Zahlreiche Aufführungen bei internationalen Festivals, wie bei Ultraschall Berlin, ensembl[:E:]uropa (WDR), Forum Neue Musik (hr), Présences (Radio France), Biennale Musiques en Scène (Lyon), Multiphonies (GRM/Paris), Musica (Strasbourg), Rai NuovaMusica, Alicante Music Festival, Ultima (Oslo). Zusammenarbeit u.a. mit dem Orchestre National de Lyon, Orchestre Philharmonique de Radio France, dem Deutschen Symphonie-Orchester Berlin, hr-Sinfonieorchester, Orchestra Sinfonica Nazionale della RAI, Tokyo Philharmonic Chorus, Oslo Sinfonietta, Ensemble Orchestral Contemporain, Ensemble musikFabrik sowie mit Dirigenten wie Pascal Rophé, Daniel Kawka, Fabrice Pierre, Lucas Vis, Christian Eggen und Jean-Michaël Lavoie.
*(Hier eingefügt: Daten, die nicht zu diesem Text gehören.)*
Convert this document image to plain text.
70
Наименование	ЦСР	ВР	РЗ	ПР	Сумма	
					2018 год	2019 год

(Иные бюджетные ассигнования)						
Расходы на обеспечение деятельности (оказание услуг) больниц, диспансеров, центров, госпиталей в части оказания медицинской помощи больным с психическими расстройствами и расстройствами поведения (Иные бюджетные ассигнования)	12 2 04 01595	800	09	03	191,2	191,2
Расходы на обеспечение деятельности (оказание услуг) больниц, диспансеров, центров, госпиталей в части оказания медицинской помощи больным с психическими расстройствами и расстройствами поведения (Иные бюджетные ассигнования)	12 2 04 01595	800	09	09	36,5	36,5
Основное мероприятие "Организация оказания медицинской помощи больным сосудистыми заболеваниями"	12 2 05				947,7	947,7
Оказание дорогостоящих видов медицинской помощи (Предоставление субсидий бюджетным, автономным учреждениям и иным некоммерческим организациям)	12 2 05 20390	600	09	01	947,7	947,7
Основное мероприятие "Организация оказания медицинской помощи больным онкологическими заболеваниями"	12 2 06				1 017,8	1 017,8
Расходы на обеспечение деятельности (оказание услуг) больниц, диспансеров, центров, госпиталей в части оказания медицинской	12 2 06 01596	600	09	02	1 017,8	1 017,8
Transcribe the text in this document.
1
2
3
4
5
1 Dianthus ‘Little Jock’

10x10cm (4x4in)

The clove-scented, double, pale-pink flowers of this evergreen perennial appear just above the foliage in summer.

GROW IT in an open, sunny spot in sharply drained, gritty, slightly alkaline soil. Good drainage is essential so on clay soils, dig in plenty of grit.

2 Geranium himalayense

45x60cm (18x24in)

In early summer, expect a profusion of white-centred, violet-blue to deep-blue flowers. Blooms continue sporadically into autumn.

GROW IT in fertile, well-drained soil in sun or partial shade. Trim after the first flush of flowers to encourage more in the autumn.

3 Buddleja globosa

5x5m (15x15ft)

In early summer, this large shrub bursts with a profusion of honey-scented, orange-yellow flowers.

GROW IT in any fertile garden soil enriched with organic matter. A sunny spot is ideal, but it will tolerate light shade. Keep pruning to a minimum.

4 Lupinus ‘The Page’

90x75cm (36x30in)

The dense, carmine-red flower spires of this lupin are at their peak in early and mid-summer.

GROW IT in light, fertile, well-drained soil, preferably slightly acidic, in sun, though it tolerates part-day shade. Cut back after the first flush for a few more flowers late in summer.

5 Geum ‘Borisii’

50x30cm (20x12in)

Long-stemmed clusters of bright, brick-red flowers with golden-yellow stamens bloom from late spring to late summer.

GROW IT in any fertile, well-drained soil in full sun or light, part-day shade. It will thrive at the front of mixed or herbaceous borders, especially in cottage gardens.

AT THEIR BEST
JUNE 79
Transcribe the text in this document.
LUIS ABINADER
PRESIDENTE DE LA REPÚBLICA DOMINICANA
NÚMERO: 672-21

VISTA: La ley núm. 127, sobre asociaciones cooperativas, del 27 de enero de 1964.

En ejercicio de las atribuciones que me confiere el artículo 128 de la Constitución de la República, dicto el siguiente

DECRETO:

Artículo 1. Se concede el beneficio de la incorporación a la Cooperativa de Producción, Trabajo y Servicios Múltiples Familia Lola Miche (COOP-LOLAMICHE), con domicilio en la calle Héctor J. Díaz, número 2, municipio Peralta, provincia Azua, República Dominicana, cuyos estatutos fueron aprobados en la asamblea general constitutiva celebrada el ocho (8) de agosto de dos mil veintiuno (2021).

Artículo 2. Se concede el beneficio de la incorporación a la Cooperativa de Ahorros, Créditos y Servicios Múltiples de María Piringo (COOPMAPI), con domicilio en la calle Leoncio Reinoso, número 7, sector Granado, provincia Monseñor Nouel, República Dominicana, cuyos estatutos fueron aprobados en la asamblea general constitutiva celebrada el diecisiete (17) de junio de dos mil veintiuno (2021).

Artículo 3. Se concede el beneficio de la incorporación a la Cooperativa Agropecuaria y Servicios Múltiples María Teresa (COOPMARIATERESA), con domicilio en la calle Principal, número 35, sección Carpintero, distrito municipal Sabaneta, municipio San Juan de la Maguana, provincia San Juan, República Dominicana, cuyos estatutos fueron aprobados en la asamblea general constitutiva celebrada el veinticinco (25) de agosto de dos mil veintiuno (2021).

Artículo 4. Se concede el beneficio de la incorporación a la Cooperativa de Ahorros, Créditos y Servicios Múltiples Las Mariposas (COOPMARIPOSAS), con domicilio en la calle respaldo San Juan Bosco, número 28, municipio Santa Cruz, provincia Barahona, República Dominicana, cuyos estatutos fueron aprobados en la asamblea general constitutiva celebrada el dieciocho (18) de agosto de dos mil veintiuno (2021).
Zu den Auszeichnungen Kishinos zählen Preise bei der 70. Japan Music Competition (2001), der 1. Preis des Concours de GRAME und des Ensemble Orchestral Contemporaine (2006), Stipendien des Experimentalstudios des SWR (2007, 2009), des ZKM Karlsruhe (2008), der Akademie Schloss Solitude (2008, 2009), der Landesregierung Nordrhein-Westfalen (2010) und des Künstlerhofs Schreyahn (2011).